Ich bin als Teilzeitreisender seit 2005 mit dem Wohnmobil in Europa unterwegs. UMIWO versorgt Campingbegeisterte mit Reise- und Testberichten auf unterhaltsame, humorvolle und authentische Weise. Ich verbinde meine Internetaffinität mit meiner Leidenschaft, zusammen mit meiner Ehefrau mit dem Wohnmobil in Europa zu reisen. Da uns diese Reisen sehr inspirieren, möchte ich die Erlebnisse, Eindrücke und Emotionen in diesem Blog ausdrücken und so den “Spirit” mit anderen teilen. Feedback, Kommentare und Live-Kontakte bereichern darüber hinaus mein Wissen, Entwicklungsmöglichkeiten und setzen Anreize für künftige Ziele.

Mit über 500 Artikeln und über 2.000 Followern auf diversen sozialen Plattformen ist UMIWO ein in der deutschsprachigen Blogosphäre bereits seit 2010 geführter Blog.

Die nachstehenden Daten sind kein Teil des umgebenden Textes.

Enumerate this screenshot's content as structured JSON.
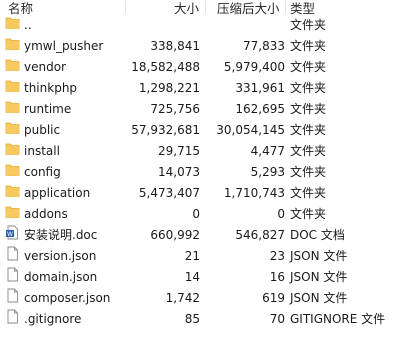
{
  "columns": {
    "name": "名称",
    "size": "大小",
    "compressed": "压缩后大小",
    "type": "类型"
  },
  "rows": [
    {
      "name": "..",
      "size": "",
      "compressed": "",
      "type": "文件夹",
      "icon": "folder-icon"
    },
    {
      "name": "ymwl_pusher",
      "size": "338,841",
      "compressed": "77,833",
      "type": "文件夹",
      "icon": "folder-icon"
    },
    {
      "name": "vendor",
      "size": "18,582,488",
      "compressed": "5,979,400",
      "type": "文件夹",
      "icon": "folder-icon"
    },
    {
      "name": "thinkphp",
      "size": "1,298,221",
      "compressed": "331,961",
      "type": "文件夹",
      "icon": "folder-icon"
    },
    {
      "name": "runtime",
      "size": "725,756",
      "compressed": "162,695",
      "type": "文件夹",
      "icon": "folder-icon"
    },
    {
      "name": "public",
      "size": "57,932,681",
      "compressed": "30,054,145",
      "type": "文件夹",
      "icon": "folder-icon"
    },
    {
      "name": "install",
      "size": "29,715",
      "compressed": "4,477",
      "type": "文件夹",
      "icon": "folder-icon"
    },
    {
      "name": "config",
      "size": "14,073",
      "compressed": "5,293",
      "type": "文件夹",
      "icon": "folder-icon"
    },
    {
      "name": "application",
      "size": "5,473,407",
      "compressed": "1,710,743",
      "type": "文件夹",
      "icon": "folder-icon"
    },
    {
      "name": "addons",
      "size": "0",
      "compressed": "0",
      "type": "文件夹",
      "icon": "folder-icon"
    },
    {
      "name": "安装说明.doc",
      "size": "660,992",
      "compressed": "546,827",
      "type": "DOC 文档",
      "icon": "word-doc-icon"
    },
    {
      "name": "version.json",
      "size": "21",
      "compressed": "23",
      "type": "JSON 文件",
      "icon": "file-icon"
    },
    {
      "name": "domain.json",
      "size": "14",
      "compressed": "16",
      "type": "JSON 文件",
      "icon": "file-icon"
    },
    {
      "name": "composer.json",
      "size": "1,742",
      "compressed": "619",
      "type": "JSON 文件",
      "icon": "file-icon"
    },
    {
      "name": ".gitignore",
      "size": "85",
      "compressed": "70",
      "type": "GITIGNORE 文件",
      "icon": "file-icon"
    }
  ],
  "colors": {
    "folder": "#f8c95c",
    "folder_tab": "#e6a930",
    "file_border": "#8a8a8a",
    "doc_blue": "#2b5fb3"
  }
}
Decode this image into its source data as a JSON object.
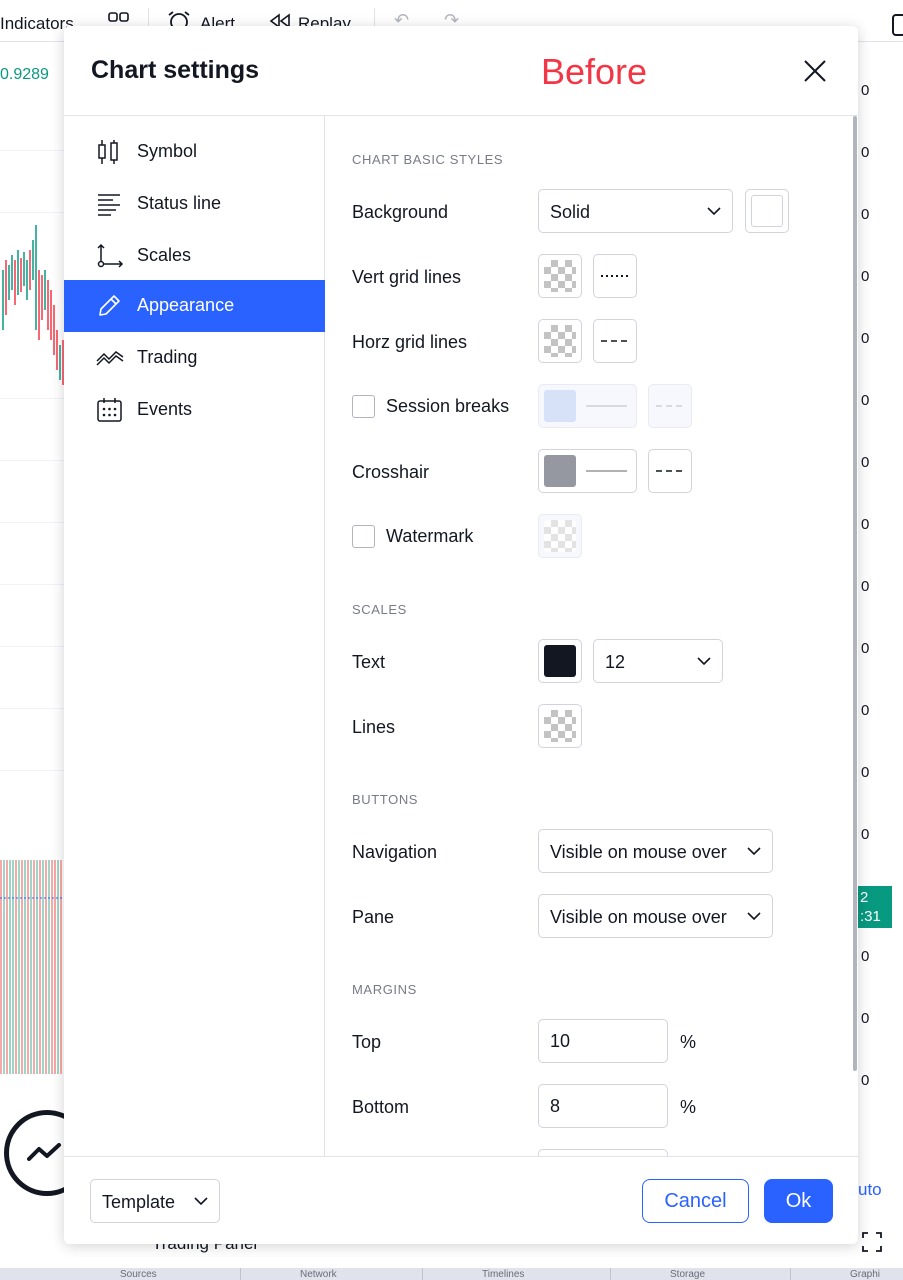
{
  "background_app": {
    "toolbar": {
      "indicators_label": "Indicators",
      "alert_label": "Alert",
      "replay_label": "Replay"
    },
    "price_label": "0.9289",
    "scale_ticks": [
      "0",
      "0",
      "0",
      "0",
      "0",
      "0",
      "0",
      "0",
      "0",
      "0",
      "0",
      "0",
      "0",
      "0",
      "0",
      "0",
      "0"
    ],
    "scale_badge_lines": [
      "2",
      ":31"
    ],
    "auto_label": "uto",
    "trading_panel_label": "Trading Panel",
    "bottom_tabs": [
      "Sources",
      "Network",
      "Timelines",
      "Storage",
      "Graphi"
    ]
  },
  "dialog": {
    "title": "Chart settings",
    "annotation": "Before",
    "sidebar": {
      "items": [
        {
          "label": "Symbol",
          "icon": "candlestick-icon",
          "active": false
        },
        {
          "label": "Status line",
          "icon": "status-line-icon",
          "active": false
        },
        {
          "label": "Scales",
          "icon": "scales-icon",
          "active": false
        },
        {
          "label": "Appearance",
          "icon": "pencil-icon",
          "active": true
        },
        {
          "label": "Trading",
          "icon": "trading-icon",
          "active": false
        },
        {
          "label": "Events",
          "icon": "calendar-icon",
          "active": false
        }
      ]
    },
    "content": {
      "basic_styles": {
        "section_title": "CHART BASIC STYLES",
        "background_label": "Background",
        "background_value": "Solid",
        "background_color": "#ffffff",
        "vert_grid_label": "Vert grid lines",
        "horz_grid_label": "Horz grid lines",
        "session_breaks_label": "Session breaks",
        "session_breaks_checked": false,
        "session_breaks_color": "#a7c0f2",
        "crosshair_label": "Crosshair",
        "crosshair_color": "#9598a1",
        "watermark_label": "Watermark",
        "watermark_checked": false
      },
      "scales": {
        "section_title": "SCALES",
        "text_label": "Text",
        "text_color": "#131722",
        "text_size": "12",
        "lines_label": "Lines"
      },
      "buttons": {
        "section_title": "BUTTONS",
        "navigation_label": "Navigation",
        "navigation_value": "Visible on mouse over",
        "pane_label": "Pane",
        "pane_value": "Visible on mouse over"
      },
      "margins": {
        "section_title": "MARGINS",
        "top_label": "Top",
        "top_value": "10",
        "bottom_label": "Bottom",
        "bottom_value": "8",
        "unit": "%"
      }
    },
    "footer": {
      "template_label": "Template",
      "cancel_label": "Cancel",
      "ok_label": "Ok"
    }
  },
  "colors": {
    "accent": "#2962ff",
    "annotation_red": "#f23645",
    "positive_green": "#089981"
  }
}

9 Replies to “Sicherheit im Wohnmobil -Teil 4 – Logenplätze im Kopfkino”

  1. Gabi & Vasco

    Moin Volker,

    endlich haben wir es mal geschafft die ganze Serie zu lesen.
    Wir haben uns natürlich auch schon mit dem Thema beschäftigt, aber ausführlicher geht es ja kaum noch. Daher haben wir uns erlaubt mal auf die Artikelserie zu verlinken.

    Gruß

    Gabi & Vasco

  2. Jörg Detering

    Hallo Volker,
    ganz herzlichen Dank für deine Artikel. Ich bin gerade erst auf deine Webseite gestoßen. Deine unaufgeregte Art Meinungen und Sachverhalte zu schildern/beschreiben gefällt mir sehr gut. Deine Gedanken zur Sicherheit kann ich voll und ganz nachvollziehen. Wir sind ähnlich unterwegs…u.a. sind alle Türen in unserem Kasten formschlüssig von innen verriegelbar.
    Also, nochmal DANKE für deine Mühe.

    VG Jörg

  3. Gregor Kuhnle

    Ist es also besser beim womo tagsüber die Jalousien offen zu lassen um auch nach außen zu signalisieren …es gibt nichts zu holen? Der Bericht ist von dir wirklich intelligent geschrieben und leuchtet ein. Danke!

  4. Henning

    Hallo,

    sehr schön, so habe ich das bisher noch nirgends gelesen. Die Phantasie geht oft mit den Leuten durch und dann kommt ein Horrorszenario zum anderen. Auch die Sicherheitsdebatten in Foren driften darum sicher oft ins Groteske ab.
    Dass das Wohnmobil die Leute in der Regel wirklich nicht interessiert, habe ich selbst beobachtet. Vor allem mit dem Kastenwagen bin ich viel auf einsame Plätze gefahren. Wenn dort tatsächlich nachts ein Auto kam, habe ich natürlich ausgeguckt. Aber die Leute hatten immer andere Pläne, als ausgerechnet mich zu vernaschen.
    Ich gehe auch vom rationalen Einbrecher aus, der schnell, unauffällig und mit wenig Aufwand an seine Beute kommen will. Dem kann man das Leben schwer machen. Gegen Betrunkene, Vandalen oder den wahnsinnigen Würger von Dingsda hilft wohl nur die Flucht.
    Gegenwehr ist nicht nur wegen der Verhältnismäßigkeit fragwürdig. Auch muss man wohl damit rechnen, dass der Einbrecher besser mit Hieb-, Stich- oder gar Schusswaffen umgehen kann, als der harmlose Normalbürger. Trotzdem habe ich seit Jahren ein zusammengeschobenes Einbein-Fotostativ am Bett liegen.
    Ich glaube auch nicht an die Sicherheit des Rudels. Ein Feund hat es selbst erlebt: Nachts hat er im Halbschlaf komische Geräusche gehört. Morgens lagen nur noch Fussmatten und Auffahrkeile da. Ihm ist aber nichts passiert. Kann man ja auch nicht erwarten, dass der urlaubende Nachbar da den Helden spielt. Wenn er sich was traut, drückt er bei der überstürzten Flucht vielleicht noch auf die Hupe oder ruft die Polizei.